For double talk today’s story on a 2nd Sydney Airport in the Sydney Morning Herald is among the finest.

In it the Federal Transport and Infrastructure Minister, Anthony Albanese, lucidly points to the imperative of a second airport for the city, cutting through the evasions that characterise the official Sydney Airport monopoly position, and continues to rule out building on the site Federal Labor chose in 1985.

Yet before he came to government and cabinet, Albanese was also the most focused and carefully argued proponent of building the badly needed 2nd airport at Badgerys Creek, which is now superbly well located in terms of easy linkage to the motorway network, and could be linked to the city rail network through straightforward surface lines to Parramatta on one side and to the airport line, on the other side of the site, by exploiting the work already underway to improve the south western rail services.

Is this just another example of Labor incompetency, like the $500 million the disgraced former NSW Premier Kristina Keneally wantonly blew on a metro line that did nothing in its failure apart from enrich consultants and destroy the last molecules of credibility in state Labor?

Personally, I think Albanese is anything but a fool. But the question is, why does he play the fool? On the public record Albanese was in opposition acutely aware of the fact that a commute to a remote Sydney Airport site, one that is as far if not further away than some of the country flights that actually clog up Sydney Airport, is a total nonsense.

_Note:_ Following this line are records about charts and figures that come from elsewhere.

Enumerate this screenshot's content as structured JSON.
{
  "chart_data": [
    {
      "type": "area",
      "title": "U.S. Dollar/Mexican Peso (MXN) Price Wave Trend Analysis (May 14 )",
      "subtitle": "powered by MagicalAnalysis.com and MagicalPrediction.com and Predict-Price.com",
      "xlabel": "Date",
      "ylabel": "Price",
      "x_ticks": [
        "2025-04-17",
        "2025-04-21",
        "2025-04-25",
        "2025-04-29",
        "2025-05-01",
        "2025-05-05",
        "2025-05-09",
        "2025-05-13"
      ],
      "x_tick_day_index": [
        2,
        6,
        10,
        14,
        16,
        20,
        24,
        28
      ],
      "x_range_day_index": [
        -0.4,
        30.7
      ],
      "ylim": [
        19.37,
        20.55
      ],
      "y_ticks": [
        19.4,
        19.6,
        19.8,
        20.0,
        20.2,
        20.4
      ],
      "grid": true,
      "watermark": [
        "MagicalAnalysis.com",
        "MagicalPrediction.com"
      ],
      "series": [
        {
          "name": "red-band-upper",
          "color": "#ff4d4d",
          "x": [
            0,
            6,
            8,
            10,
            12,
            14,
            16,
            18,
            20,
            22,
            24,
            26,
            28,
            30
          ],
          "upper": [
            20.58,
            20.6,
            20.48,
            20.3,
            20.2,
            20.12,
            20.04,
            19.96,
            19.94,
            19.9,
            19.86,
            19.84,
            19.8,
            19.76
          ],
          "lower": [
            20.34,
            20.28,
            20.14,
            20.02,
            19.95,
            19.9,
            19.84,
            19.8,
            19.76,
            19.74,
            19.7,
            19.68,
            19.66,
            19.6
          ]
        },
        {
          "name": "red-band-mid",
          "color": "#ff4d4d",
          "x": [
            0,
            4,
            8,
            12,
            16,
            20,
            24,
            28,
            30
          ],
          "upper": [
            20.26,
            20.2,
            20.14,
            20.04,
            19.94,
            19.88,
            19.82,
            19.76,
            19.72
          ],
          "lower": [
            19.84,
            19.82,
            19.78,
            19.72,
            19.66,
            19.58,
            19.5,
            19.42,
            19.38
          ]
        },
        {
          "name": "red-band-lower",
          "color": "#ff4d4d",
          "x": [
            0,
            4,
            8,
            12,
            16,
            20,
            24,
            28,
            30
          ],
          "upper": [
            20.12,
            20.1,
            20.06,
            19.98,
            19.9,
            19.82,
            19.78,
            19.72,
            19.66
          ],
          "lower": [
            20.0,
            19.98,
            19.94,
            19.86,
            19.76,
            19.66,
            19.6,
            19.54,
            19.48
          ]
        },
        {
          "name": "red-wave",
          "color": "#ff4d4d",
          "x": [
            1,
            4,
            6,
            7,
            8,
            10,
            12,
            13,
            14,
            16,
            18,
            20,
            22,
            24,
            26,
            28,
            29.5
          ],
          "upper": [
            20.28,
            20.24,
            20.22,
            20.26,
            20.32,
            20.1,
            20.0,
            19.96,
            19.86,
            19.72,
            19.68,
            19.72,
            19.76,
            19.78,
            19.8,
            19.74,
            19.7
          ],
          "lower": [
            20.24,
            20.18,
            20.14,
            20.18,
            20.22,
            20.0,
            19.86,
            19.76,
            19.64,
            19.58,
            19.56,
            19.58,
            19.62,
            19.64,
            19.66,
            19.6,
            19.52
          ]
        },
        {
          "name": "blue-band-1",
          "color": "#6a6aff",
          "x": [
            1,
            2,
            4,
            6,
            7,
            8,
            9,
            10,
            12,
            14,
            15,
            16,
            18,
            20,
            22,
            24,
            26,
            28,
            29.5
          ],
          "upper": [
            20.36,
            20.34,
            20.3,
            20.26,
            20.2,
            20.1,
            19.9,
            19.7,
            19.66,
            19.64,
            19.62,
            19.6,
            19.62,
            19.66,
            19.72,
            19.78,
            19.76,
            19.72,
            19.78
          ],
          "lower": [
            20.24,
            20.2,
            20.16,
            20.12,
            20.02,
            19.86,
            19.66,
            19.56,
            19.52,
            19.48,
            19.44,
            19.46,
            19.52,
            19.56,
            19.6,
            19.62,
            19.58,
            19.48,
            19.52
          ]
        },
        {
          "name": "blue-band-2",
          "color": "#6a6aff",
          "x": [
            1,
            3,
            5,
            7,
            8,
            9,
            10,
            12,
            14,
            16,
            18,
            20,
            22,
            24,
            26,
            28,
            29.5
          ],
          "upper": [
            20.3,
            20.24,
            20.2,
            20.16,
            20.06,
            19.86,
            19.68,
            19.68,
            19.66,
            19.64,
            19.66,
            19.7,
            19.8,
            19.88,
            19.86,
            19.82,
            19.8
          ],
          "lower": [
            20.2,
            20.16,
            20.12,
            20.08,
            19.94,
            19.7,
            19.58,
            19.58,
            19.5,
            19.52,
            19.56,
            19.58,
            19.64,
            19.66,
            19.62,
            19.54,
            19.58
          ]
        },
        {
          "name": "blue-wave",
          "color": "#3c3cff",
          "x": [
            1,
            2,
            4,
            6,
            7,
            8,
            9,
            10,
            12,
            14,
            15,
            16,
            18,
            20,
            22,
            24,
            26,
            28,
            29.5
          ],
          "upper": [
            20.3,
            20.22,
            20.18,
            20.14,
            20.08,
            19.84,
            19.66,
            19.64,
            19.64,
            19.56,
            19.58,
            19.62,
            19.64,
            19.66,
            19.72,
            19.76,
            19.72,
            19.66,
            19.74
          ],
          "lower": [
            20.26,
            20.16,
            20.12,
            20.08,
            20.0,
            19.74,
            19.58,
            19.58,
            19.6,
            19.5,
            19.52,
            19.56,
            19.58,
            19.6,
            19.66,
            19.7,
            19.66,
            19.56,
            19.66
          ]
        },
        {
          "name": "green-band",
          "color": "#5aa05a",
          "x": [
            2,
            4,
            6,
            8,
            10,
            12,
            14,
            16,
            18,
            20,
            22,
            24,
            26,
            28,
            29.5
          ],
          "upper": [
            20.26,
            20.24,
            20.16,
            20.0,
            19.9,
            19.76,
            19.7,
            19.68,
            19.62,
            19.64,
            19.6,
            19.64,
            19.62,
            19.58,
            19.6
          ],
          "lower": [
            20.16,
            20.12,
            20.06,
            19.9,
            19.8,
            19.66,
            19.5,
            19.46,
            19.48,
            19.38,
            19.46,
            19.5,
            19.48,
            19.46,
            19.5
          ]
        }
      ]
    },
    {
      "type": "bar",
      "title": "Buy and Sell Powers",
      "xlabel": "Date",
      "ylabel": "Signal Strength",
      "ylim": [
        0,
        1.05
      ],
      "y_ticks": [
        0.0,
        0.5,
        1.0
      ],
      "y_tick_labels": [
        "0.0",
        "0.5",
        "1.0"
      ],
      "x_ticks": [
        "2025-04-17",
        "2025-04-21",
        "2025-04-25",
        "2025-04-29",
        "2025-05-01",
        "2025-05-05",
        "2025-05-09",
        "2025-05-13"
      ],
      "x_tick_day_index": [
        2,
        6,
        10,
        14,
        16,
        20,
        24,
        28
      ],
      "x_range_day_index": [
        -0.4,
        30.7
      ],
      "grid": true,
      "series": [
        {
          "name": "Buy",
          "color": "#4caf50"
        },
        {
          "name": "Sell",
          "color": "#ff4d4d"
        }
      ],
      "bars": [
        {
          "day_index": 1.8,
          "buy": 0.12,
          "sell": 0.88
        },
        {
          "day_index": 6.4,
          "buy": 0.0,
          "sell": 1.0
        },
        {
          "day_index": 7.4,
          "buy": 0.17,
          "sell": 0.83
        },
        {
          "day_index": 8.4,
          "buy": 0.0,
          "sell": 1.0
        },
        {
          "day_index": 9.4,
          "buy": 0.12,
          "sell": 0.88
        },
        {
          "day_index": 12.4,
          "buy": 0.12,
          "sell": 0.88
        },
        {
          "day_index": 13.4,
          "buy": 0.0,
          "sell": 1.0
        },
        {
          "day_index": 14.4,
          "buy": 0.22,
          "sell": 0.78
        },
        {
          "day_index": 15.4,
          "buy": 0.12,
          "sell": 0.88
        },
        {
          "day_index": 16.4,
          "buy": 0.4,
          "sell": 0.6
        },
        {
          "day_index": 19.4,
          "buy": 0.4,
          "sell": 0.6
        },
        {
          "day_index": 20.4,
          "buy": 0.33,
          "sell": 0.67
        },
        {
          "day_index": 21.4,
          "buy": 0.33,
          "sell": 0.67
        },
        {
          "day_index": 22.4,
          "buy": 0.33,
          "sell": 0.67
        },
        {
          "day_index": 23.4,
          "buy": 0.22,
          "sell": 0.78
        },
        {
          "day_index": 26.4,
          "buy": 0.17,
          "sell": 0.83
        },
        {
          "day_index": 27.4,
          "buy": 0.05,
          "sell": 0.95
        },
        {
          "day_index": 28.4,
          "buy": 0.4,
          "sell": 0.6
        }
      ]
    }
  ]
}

It would destroy Sydney’s credentials as a convenient base for businesses that generate large amounts of corporate flying (but also these days, gravitate to lower fares and lower cost carriers) and cripple its attractions to mass tourism operators by eating into their margins with coach or rail connections.

The issue has been blended into the need for vastly improved and fast, if not ultra fast rail corridors, which sadly, may actually work against fast rail by causing even more delays in getting down to business about establishing those services, by  locking them into the eternal quest for a solution to Sydney’s airport problems.

There is one incredibly expensive alternative within the Sydney basin to using the site already preserved at Badgery’s Creek, which is to broad bridge on pylons the canyons that cross the southerly reaches of the Holsworthy military reserve. And there is a very smart way of building at least a supplementary runway on the southern shores of Botany Bay, to the west of Kurnell, and linking the Cronulla-Sutherland peninsula to La Perouse  by tunnel in the process of making it accessible to the main airport. (Such a link is inevitable, potentially offering a rail link to the city via the eastern suburbs as well as a road link, no matter what happens in terms of additional airport capacity.)

And there is a limited potential to run flights through the somewhat constrained Richmond Air Force base site. But for a straighforward solution, and at lowest possible cost, there is room for a single long runway at Badgery’s Creek that could be made available to the latest lowest noise producing airliner types that would even with a curfew lift traffic capacity in terms of arrivals and departures by 50 percent, and deliver wider public transport dividends in the process.

Albanese knows this. He has said this. Why doesn’t he do it?

If we are fortunate, Albanese is setting up a situation where Badgery’s Creek would have to proceed, or the future of Sydney as a major centre for commerce is declared to be permanently circumscribed by its chronic infrastructure failures.

Update: Sydney Airport calls for movement cap to be lifted

The owners of Sydney Airport insist that the current airport is all that Sydney needs provided the capacity restrictions that prevent more than 80 arrivals or departures an hour are removed.

This long building collision between the owners of a government mandated monopoly over airport facilities in the Sydney Basin, and the government of the day trying to prevent Sydney Airport from seizing up illustrates what happens when a previous government makes policy based entirely on grabbing a hefty sale price for public assets and leaves its successors to deal with the consequences.

This is the Sydney Airport statement issued this morning:

“The Australian Government approved Sydney Airport’s Master Plan in 2009.  The Master Plan shows that Sydney Airport will manage forecast traffic at least till 2029.

“The 80 movements per hour cap is an arbitrary regulatory cap that does not reflect the actual capacity of the existing infrastructure at Sydney Airport.

“Whilst the Master Plan demonstrates that Sydney Airport is able to meet demand until at least 2029, it is in the interests of Australia that the most efficient use is made of the nation’s most important aviation infrastructure.

“Given the advent of quieter aircraft, Sydney Airport’s submission to the Productivity Commission will argue that the artificial constraints in place at Sydney Airport be reviewed to ensure that the Government’s overall objectives are being met, balancing the interests of all stakeholders.  This will also remove the need for the government to spend substantial taxpayer funds to construct additional aviation capacity elsewhere.”